Rov. 4.3.16 (1) wordt eveneens door het hierboven gestelde getroffen. Beursgebouw streeft een doel na dat vele onzekerheden kent, en waarvan in ieder geval heeft te gelden dat zij niet nu reeds heeft kunnen aantonen dat zij over een (zelfstandige) horeca-exploitant beschikt die thans al die horeca-functie van [rekwirant] kan overnemen of deze als zodanig zal gaan vervullen, 's Hofs overwegingen en oordelen berusten dan ook op gronden, die deze overwegingen en oordelen niet kunnen dragen.
15.
De verdere doorwerking regardeert de rov.n 4.3.16 (2) en 4.3.17 in dit arrest, aismede de rov.n 4.5 t/m 4.7 en de uitspraak onder 5. Het bewijsaanbod vanuit [rekwirant] is dan ook op rechtens onjuiste althans onbegrijpelijke gronden verworpen, immers heeft hij bij conclusie van antwoord bewijs van zijn stellingen aangeboden door met name het doen horen van getuigen, waaronder hijzelf en/of zijn medewerkers, alsmede door het in het geding brengen van schriftelijke (exploitatie-) bescheiden, welk bewijsaanbod als zodanig in hoger beroep is herhaald (MvGr blz. 2, blz. 10). 's Hofs arrest kan derhalve niet in stand blijven.

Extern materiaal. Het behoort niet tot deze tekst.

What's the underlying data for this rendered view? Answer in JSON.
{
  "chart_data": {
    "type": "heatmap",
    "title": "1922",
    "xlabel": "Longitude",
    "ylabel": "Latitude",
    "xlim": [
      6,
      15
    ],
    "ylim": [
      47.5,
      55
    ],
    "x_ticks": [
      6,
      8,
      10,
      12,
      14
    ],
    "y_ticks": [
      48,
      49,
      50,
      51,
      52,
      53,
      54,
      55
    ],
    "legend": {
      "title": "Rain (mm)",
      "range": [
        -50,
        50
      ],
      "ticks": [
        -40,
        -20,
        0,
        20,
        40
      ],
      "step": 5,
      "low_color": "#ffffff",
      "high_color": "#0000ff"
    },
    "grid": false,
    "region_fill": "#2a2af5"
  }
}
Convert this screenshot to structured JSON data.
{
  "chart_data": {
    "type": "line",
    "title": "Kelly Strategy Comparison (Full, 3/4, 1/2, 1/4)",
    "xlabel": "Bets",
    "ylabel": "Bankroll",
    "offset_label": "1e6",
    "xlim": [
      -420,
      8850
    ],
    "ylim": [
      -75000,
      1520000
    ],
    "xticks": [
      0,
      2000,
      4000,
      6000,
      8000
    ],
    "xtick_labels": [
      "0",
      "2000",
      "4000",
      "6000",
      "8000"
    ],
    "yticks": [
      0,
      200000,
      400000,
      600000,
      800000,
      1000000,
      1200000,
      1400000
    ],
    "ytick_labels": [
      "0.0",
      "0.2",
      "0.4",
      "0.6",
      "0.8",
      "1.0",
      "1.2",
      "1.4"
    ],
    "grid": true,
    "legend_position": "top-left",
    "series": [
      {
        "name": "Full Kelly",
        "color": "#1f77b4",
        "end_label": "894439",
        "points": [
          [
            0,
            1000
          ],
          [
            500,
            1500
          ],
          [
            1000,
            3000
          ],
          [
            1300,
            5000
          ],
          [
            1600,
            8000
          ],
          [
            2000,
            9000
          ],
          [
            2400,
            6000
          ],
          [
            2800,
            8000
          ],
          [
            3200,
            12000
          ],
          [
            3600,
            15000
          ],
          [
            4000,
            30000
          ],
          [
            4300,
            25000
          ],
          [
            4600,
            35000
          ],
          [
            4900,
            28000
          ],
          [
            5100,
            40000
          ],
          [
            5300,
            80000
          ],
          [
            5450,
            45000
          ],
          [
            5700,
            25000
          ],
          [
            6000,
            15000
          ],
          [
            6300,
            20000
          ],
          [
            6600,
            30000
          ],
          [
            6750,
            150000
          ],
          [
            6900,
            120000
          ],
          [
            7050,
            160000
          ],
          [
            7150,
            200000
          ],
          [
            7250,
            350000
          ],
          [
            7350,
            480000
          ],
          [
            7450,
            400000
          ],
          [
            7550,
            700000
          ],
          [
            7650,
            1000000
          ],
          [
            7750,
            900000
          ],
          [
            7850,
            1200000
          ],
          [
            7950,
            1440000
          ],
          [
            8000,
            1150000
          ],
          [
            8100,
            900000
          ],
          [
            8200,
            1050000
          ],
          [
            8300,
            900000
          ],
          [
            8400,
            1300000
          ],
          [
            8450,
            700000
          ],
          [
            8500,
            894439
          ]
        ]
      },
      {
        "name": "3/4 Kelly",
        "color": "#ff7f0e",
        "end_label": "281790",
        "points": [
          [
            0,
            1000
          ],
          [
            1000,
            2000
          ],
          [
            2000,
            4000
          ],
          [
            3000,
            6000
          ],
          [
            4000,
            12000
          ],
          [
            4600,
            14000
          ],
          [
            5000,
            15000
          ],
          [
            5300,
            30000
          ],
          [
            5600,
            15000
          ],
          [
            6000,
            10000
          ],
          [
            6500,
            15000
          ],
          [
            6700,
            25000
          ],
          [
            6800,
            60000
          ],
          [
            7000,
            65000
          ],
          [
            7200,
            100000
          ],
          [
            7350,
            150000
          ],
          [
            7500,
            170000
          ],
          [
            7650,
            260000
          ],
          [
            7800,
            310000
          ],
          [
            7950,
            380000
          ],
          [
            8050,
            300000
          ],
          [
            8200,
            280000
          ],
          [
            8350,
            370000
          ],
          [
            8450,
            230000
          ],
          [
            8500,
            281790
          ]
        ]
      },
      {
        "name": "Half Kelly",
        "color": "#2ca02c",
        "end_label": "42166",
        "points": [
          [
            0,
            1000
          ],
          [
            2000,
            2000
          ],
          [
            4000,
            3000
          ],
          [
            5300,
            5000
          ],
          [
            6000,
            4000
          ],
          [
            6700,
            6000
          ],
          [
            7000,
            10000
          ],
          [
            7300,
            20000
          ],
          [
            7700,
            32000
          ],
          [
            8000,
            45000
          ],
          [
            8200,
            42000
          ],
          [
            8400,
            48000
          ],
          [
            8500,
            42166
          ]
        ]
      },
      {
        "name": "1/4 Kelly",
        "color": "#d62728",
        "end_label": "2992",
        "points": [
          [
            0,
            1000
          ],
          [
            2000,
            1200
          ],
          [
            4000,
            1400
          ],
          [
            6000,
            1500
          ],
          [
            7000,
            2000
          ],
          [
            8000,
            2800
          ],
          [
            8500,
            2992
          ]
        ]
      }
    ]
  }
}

MITSDIEN het de Hoge Raad der Nederlanden moge behagen op het aangevoerde middel van cassatie te vernietigen dit arrest d.d. 18 maart 2008 door het Gerechtshof te 's‑Hertogenbosch tussen partijen gewezen, met zodanige verdere beslissing als de Hoge raad zal vermenen te behoren, kosten rechtens.

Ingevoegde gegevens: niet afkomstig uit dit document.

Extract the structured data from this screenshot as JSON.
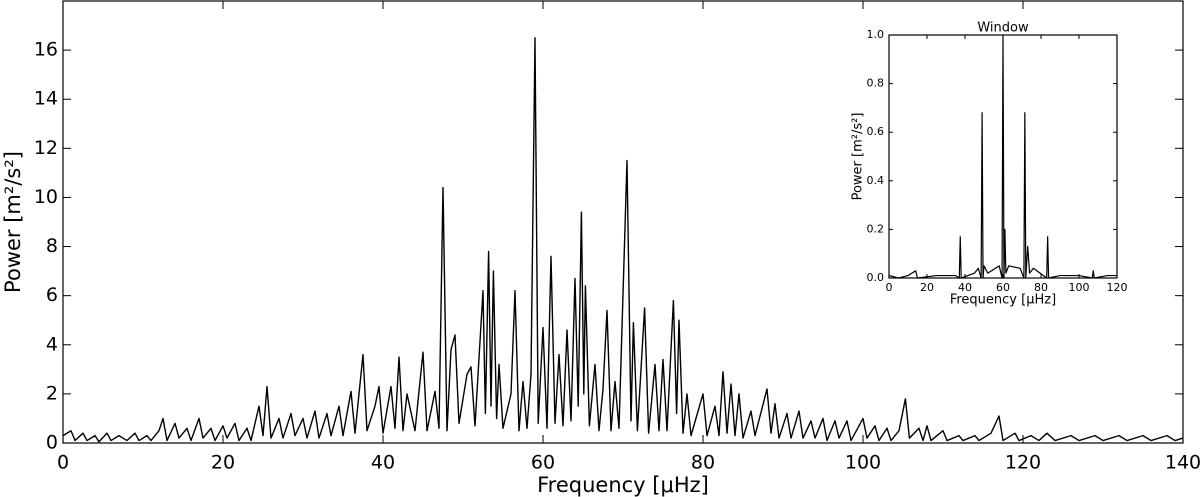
{
  "chart_data": [
    {
      "type": "line",
      "xlabel": "Frequency [μHz]",
      "ylabel": "Power [m²/s²]",
      "color": "#000000",
      "x": [
        0,
        1,
        1.5,
        2.5,
        3,
        4,
        4.5,
        5.5,
        6,
        7,
        8,
        9,
        9.5,
        10.5,
        11,
        12,
        12.5,
        13,
        14,
        14.5,
        15.5,
        16,
        17,
        17.5,
        18.5,
        19,
        20,
        20.5,
        21.5,
        22,
        23,
        23.5,
        24.5,
        25,
        25.5,
        26,
        27,
        27.5,
        28.5,
        29,
        30,
        30.5,
        31.5,
        32,
        33,
        33.5,
        34.5,
        35,
        36,
        36.5,
        37.5,
        38,
        39,
        39.5,
        40,
        41,
        41.5,
        42,
        42.5,
        43,
        44,
        45,
        45.5,
        46.5,
        47,
        47.5,
        48,
        48.5,
        49,
        49.5,
        50.5,
        51,
        51.5,
        52.5,
        52.8,
        53.2,
        53.5,
        53.8,
        54.2,
        54.5,
        55,
        56,
        56.5,
        57,
        57.5,
        58,
        58.5,
        59,
        59.4,
        60,
        60.5,
        61,
        61.5,
        62,
        62.5,
        63,
        63.5,
        64,
        64.4,
        64.8,
        65.1,
        65.3,
        65.8,
        66.5,
        67,
        67.5,
        68,
        68.5,
        69,
        69.5,
        70.5,
        71,
        71.3,
        71.8,
        72.7,
        73.2,
        74,
        74.5,
        75,
        75.5,
        76.3,
        76.7,
        77,
        77.5,
        78,
        78.5,
        80,
        80.5,
        81.5,
        82,
        82.5,
        83,
        83.5,
        84,
        84.5,
        85,
        86,
        86.5,
        88,
        88.5,
        89,
        89.5,
        90.5,
        91,
        92,
        92.5,
        93.5,
        94,
        95,
        95.5,
        96.5,
        97,
        98,
        98.5,
        100,
        100.5,
        101.5,
        102,
        103,
        103.5,
        104.5,
        105.3,
        105.8,
        107,
        107.5,
        108,
        108.5,
        110,
        110.5,
        112,
        112.5,
        114,
        114.5,
        116,
        117,
        117.5,
        119,
        119.5,
        121,
        122,
        123,
        124,
        126,
        127,
        129,
        130,
        132,
        133,
        135,
        136,
        138,
        139,
        140
      ],
      "values": [
        0.3,
        0.5,
        0.1,
        0.4,
        0.1,
        0.3,
        0.05,
        0.4,
        0.1,
        0.3,
        0.1,
        0.4,
        0.1,
        0.3,
        0.1,
        0.5,
        1.0,
        0.1,
        0.8,
        0.2,
        0.6,
        0.1,
        1.0,
        0.2,
        0.6,
        0.1,
        0.7,
        0.2,
        0.8,
        0.1,
        0.6,
        0.1,
        1.5,
        0.3,
        2.3,
        0.2,
        1.0,
        0.2,
        1.2,
        0.3,
        1.0,
        0.2,
        1.3,
        0.2,
        1.2,
        0.3,
        1.5,
        0.3,
        2.1,
        0.4,
        3.6,
        0.5,
        1.5,
        2.3,
        0.4,
        2.3,
        0.6,
        3.5,
        0.5,
        2.0,
        0.5,
        3.7,
        0.5,
        2.1,
        0.6,
        10.4,
        0.5,
        3.8,
        4.4,
        0.8,
        2.8,
        3.1,
        0.7,
        6.2,
        1.2,
        7.8,
        1.5,
        7.0,
        1.0,
        3.2,
        0.6,
        2.0,
        6.2,
        0.5,
        2.5,
        0.6,
        2.8,
        16.5,
        0.8,
        4.7,
        0.6,
        7.6,
        0.8,
        3.6,
        0.7,
        4.6,
        0.9,
        6.7,
        1.5,
        9.4,
        2.0,
        6.4,
        0.7,
        3.2,
        0.5,
        2.2,
        5.4,
        0.5,
        2.5,
        0.6,
        11.5,
        0.9,
        4.9,
        0.5,
        5.5,
        0.4,
        3.2,
        0.5,
        3.4,
        0.5,
        5.8,
        1.2,
        5.0,
        0.4,
        2.0,
        0.3,
        2.0,
        0.3,
        1.5,
        0.3,
        2.9,
        0.4,
        2.4,
        0.3,
        2.0,
        0.2,
        1.3,
        0.3,
        2.2,
        0.4,
        1.6,
        0.2,
        1.2,
        0.2,
        1.3,
        0.2,
        0.9,
        0.2,
        1.0,
        0.1,
        0.9,
        0.2,
        0.9,
        0.1,
        1.0,
        0.2,
        0.7,
        0.1,
        0.6,
        0.1,
        0.5,
        1.8,
        0.2,
        0.6,
        0.1,
        0.7,
        0.1,
        0.5,
        0.1,
        0.3,
        0.1,
        0.3,
        0.1,
        0.4,
        1.1,
        0.1,
        0.4,
        0.1,
        0.3,
        0.1,
        0.4,
        0.1,
        0.3,
        0.1,
        0.3,
        0.1,
        0.3,
        0.1,
        0.3,
        0.1,
        0.3,
        0.1,
        0.2
      ],
      "xlim": [
        0,
        140
      ],
      "ylim": [
        0,
        18
      ],
      "xticks": [
        0,
        20,
        40,
        60,
        80,
        100,
        120,
        140
      ],
      "yticks": [
        0,
        2,
        4,
        6,
        8,
        10,
        12,
        14,
        16
      ]
    },
    {
      "type": "line",
      "title": "Window",
      "xlabel": "Frequency [μHz]",
      "ylabel": "Power [m²/s²]",
      "color": "#000000",
      "x": [
        0,
        5,
        10,
        14,
        15,
        25,
        35,
        37,
        37.5,
        38,
        45,
        47,
        48.5,
        49,
        49.5,
        50,
        52,
        58,
        59.5,
        60,
        60.5,
        61,
        61.5,
        63,
        69,
        71,
        71.5,
        72,
        73,
        74,
        76,
        83,
        83.5,
        84,
        90,
        100,
        107,
        107.5,
        108,
        115,
        120
      ],
      "values": [
        0.01,
        0,
        0.01,
        0.03,
        0,
        0.01,
        0.01,
        0,
        0.17,
        0,
        0.02,
        0.04,
        0,
        0.68,
        0,
        0.05,
        0.02,
        0.05,
        0,
        1.0,
        0,
        0.2,
        0.02,
        0.05,
        0.04,
        0,
        0.68,
        0,
        0.13,
        0.02,
        0.04,
        0,
        0.17,
        0,
        0.01,
        0.01,
        0,
        0.03,
        0,
        0.01,
        0.01
      ],
      "xlim": [
        0,
        120
      ],
      "ylim": [
        0,
        1
      ],
      "xticks": [
        0,
        20,
        40,
        60,
        80,
        100,
        120
      ],
      "yticks": [
        {
          "value": 0,
          "label": "0.0"
        },
        0.2,
        0.4,
        0.6,
        0.8,
        {
          "value": 1,
          "label": "1.0"
        }
      ]
    }
  ]
}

De kosten dezes zijn van mij, gerechtsdeurwaarder, € 71,80 + 13,64 = € 85,44
Dit bedrag dient niet te worden verhoogd met de BTW, nu opdrachtgever verklaart BTW-plichting te zijn.
[Eiser(es) is niet B.T.W.-plichtig, kan de B.T.W. derhalve niet verrekenen en is dan ook gerechtigd de B.T.W. over de explootkosten in rekening te brengen.]